Similarly extreme conditions are nowadays also realized in some laboratories for example with the help of high-intensity lasers or free electron lasers, such as the XFEL at Deutsches Elektronen-Synchrotron DESY in Hamburg. Here materials are investigated by heating them up, compressing or highly exciting them. After several years of intense research a team of the Institute of Theoretical Physics and Astrophysics (ITAP) at Kiel University succeeded in describing the thermodynamic properties of electrons under extreme conditions. They summarized their results in an article in the current edition of the journal Physics Reports.

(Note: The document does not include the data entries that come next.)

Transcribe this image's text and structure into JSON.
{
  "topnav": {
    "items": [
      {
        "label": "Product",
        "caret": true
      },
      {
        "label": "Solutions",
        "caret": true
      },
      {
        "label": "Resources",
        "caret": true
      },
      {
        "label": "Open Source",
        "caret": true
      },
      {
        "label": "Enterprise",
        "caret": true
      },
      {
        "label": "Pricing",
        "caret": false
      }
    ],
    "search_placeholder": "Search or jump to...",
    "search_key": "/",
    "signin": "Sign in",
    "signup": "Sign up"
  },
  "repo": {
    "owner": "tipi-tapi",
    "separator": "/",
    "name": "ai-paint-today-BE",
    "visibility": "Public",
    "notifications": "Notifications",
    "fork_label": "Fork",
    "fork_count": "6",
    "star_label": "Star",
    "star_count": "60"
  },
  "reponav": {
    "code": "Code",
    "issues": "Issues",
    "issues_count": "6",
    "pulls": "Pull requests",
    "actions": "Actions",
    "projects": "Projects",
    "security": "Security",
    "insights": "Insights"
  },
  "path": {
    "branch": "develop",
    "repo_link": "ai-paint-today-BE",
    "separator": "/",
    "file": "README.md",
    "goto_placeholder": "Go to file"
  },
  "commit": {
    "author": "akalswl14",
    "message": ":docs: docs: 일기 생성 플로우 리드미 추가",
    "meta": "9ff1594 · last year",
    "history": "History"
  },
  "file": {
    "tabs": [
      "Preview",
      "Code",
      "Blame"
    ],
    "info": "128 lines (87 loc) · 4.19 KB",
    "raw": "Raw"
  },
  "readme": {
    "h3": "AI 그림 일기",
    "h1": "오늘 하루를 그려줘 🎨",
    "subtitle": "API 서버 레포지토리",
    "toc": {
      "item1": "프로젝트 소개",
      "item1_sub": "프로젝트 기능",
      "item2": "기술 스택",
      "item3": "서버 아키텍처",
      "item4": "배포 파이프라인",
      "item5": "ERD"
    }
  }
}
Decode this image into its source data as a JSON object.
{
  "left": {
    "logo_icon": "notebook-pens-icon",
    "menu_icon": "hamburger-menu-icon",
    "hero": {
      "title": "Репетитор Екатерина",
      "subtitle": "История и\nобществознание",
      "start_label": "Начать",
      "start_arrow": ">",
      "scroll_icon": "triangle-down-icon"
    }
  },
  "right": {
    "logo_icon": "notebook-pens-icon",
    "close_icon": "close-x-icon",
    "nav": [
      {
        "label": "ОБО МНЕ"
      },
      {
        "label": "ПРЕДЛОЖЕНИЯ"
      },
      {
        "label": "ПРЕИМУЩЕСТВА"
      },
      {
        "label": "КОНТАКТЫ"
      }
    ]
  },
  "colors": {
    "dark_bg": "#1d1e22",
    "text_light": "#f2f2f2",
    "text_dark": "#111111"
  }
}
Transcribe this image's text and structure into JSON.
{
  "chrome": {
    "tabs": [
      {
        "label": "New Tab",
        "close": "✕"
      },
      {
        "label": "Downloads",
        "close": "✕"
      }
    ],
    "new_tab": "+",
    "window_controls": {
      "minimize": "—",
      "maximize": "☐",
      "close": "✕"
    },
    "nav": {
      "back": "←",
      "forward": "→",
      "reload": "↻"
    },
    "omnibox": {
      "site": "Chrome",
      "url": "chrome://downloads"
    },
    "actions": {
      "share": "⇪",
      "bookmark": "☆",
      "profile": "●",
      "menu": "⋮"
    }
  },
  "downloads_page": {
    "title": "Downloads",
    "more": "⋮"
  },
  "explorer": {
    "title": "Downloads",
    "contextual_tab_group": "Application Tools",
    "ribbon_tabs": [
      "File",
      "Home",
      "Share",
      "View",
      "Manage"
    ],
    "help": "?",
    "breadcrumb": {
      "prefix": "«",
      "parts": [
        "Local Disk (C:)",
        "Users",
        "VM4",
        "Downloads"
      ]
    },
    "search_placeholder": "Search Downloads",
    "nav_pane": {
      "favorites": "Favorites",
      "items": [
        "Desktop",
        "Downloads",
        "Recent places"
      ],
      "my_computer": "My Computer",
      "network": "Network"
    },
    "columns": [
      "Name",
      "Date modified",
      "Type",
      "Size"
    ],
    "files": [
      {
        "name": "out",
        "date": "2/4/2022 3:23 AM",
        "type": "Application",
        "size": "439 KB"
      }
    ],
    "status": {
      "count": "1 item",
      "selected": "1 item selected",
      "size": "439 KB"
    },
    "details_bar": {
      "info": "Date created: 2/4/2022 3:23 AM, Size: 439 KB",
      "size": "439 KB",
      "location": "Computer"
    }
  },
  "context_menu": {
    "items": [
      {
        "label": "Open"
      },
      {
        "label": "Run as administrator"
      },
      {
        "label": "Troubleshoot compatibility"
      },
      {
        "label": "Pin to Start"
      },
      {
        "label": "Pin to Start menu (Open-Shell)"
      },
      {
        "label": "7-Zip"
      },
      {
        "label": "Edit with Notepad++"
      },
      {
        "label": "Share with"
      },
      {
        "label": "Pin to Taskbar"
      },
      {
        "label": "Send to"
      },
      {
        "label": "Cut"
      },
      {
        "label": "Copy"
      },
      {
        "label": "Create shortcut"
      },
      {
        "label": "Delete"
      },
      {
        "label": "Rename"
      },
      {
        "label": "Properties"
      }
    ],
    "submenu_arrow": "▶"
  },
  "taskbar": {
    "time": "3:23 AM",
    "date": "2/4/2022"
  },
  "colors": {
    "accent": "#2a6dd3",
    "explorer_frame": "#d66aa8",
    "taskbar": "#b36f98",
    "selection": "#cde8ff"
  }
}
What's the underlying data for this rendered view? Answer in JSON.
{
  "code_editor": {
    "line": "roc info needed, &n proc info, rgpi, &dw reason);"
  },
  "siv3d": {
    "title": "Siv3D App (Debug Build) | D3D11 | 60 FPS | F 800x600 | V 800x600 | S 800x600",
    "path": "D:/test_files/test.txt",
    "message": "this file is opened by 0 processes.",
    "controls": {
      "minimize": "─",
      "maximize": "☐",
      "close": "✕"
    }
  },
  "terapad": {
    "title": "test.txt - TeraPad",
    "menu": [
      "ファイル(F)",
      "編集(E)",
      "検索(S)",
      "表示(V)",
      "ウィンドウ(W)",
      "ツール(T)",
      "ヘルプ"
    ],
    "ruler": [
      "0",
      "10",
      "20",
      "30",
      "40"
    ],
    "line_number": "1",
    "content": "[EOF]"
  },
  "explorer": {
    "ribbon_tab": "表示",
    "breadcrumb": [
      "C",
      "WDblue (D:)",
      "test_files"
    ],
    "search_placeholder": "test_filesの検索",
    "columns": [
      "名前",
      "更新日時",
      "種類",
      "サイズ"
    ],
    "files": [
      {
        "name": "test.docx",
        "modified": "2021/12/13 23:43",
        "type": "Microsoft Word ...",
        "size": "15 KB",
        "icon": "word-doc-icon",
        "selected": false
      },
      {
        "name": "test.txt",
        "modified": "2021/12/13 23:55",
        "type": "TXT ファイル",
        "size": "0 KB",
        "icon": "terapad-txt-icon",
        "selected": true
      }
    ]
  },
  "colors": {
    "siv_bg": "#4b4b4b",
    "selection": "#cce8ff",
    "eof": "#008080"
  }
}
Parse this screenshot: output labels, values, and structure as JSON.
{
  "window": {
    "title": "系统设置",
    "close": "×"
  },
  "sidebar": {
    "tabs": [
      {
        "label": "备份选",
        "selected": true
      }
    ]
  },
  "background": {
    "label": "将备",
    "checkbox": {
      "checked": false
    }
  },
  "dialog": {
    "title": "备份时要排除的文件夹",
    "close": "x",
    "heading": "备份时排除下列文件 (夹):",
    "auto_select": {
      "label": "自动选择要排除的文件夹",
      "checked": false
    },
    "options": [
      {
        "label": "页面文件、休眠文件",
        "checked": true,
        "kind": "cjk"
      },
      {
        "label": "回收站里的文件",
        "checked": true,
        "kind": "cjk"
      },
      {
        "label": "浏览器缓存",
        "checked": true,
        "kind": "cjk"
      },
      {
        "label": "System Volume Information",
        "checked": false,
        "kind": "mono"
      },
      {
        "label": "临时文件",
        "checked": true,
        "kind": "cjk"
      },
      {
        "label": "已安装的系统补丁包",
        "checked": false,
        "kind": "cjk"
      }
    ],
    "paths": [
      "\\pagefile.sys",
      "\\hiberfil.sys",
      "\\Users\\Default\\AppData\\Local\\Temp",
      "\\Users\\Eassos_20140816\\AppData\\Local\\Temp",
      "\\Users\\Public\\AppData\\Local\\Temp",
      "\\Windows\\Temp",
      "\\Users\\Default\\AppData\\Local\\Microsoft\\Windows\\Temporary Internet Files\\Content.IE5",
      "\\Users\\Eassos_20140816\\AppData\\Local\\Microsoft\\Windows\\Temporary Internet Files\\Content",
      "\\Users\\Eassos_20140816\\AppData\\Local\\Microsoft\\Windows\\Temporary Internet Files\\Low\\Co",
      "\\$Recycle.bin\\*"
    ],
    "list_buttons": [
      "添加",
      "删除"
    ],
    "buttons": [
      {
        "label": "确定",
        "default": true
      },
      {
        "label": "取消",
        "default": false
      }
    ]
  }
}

For over 60 years, physicists worldwide have been trying to understand and predict the behavior of the electrons. A large number of different models of the uniform electron gas has emerged. These are used as input for more complex theories like density functional theory, which has been established as the bedrock of the description of atoms, molecules, and solids. Unfortunately, the accuracy of the underlying models had remained unclear for a long time.
Over the last five years, scientists from the ITAP led by Prof. Michael Bonitz achieved a breakthrough together with colleagues from the Imperial College London (Great Britain) and from the Los Alamos National Laboratory (USA). They developed two novel computer simulation techniques the combination of which allowed them to predict the behavior of electrons for all relevant conditions. These Quantum Monte Carlo Simulations are based on probability theory and are the key to successfully tackling the present extremely high-dimensional complex problem numerically.
“Our results are the first exact data concerning the thermodynamic properties of electrons under extreme conditions. They allow us to benchmark and improve all previous models for the first time,” Bonitz looks ahead. Their calculated results are freely available to researchers around the globe via the code “LDA_XC_GDSMFB,” which has been included into the widespread density functional theory library “libxc.”